Salientaram que o Estado afirmou que os recursos foram esgotados pela decisão do
Superior Tribunal de Justiça, de 18 de agosto de 1993. Desse modo, além da
extemporaneidade da exceção, consideraram que o Estado viola o princípio do estoppel,
ao adotar conduta processual contraditória.

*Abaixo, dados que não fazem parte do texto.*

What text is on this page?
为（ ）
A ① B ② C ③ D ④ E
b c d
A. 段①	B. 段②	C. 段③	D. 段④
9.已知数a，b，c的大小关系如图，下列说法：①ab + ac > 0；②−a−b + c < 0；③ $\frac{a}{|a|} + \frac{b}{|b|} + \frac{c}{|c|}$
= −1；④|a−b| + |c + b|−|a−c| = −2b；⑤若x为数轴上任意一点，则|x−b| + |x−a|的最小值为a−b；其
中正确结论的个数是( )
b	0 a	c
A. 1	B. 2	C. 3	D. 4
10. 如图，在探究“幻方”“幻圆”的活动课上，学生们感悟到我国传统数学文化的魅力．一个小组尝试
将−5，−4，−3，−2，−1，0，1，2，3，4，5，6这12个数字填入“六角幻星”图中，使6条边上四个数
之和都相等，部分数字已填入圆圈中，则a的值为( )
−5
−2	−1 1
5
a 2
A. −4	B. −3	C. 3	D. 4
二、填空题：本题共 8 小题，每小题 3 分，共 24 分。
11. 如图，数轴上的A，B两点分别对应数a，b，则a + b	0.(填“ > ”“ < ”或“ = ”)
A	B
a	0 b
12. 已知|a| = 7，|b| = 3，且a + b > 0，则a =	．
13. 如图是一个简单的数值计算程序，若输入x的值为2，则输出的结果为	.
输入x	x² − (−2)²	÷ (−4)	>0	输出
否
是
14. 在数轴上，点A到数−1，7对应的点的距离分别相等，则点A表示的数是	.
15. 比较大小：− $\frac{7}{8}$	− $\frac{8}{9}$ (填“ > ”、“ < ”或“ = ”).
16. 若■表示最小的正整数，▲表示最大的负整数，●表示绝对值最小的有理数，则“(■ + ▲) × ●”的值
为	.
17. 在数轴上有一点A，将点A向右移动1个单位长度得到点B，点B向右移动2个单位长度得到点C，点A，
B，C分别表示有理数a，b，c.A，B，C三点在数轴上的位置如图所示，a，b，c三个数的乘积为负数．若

48. Finalmente, argumentaram que, no que se refere ao recurso de habeas
data, não constitui ele um recurso adequado para estabelecer as responsabilidades
correspondentes à prisão arbitrária, à tortura e à execução de Vladimir Herzog. O recurso
que atende a essas características são a investigação e a ação penal, que foram
repetidamente obstruídas pelas autoridades brasileiras. Os representantes sustentaram
que a Corte deve recusar a exceção de falta de esgotamento de recursos internos
interposta pelo Estado.
C.2. Considerações da Corte
49. A Corte elaborou diretrizes claras para analisar uma exceção preliminar
baseada num suposto descumprimento do requisito de esgotamento dos recursos
internos. Em primeiro lugar, interpretou a exceção como uma defesa disponível para o
Estado e, como tal, o Estado pode renunciar a ela, seja expressa, seja tacitamente. Em
segundo lugar, essa exceção deve ser apresentada oportunamente, com o propósito de
que o Estado possa exercer seu direito de defesa. Em terceiro lugar, a Corte afirmou que
o Estado que apresenta essa exceção deve especificar os recursos internos que ainda não
tenham sido esgotados e demonstrar que esses recursos são aplicáveis e efetivos.[26]
50. A Corte salientou que o artigo 46.1.a da Convenção dispõe que, para
determinar a admissibilidade de uma petição ou comunicação apresentada à Comissão,
em conformidade com os artigos 44 ou 45 da Convenção, é necessário que tenham sido
interpostos e esgotados os recursos da jurisdição interna, conforme os princípios do
Direito Internacional geralmente reconhecidos.[27]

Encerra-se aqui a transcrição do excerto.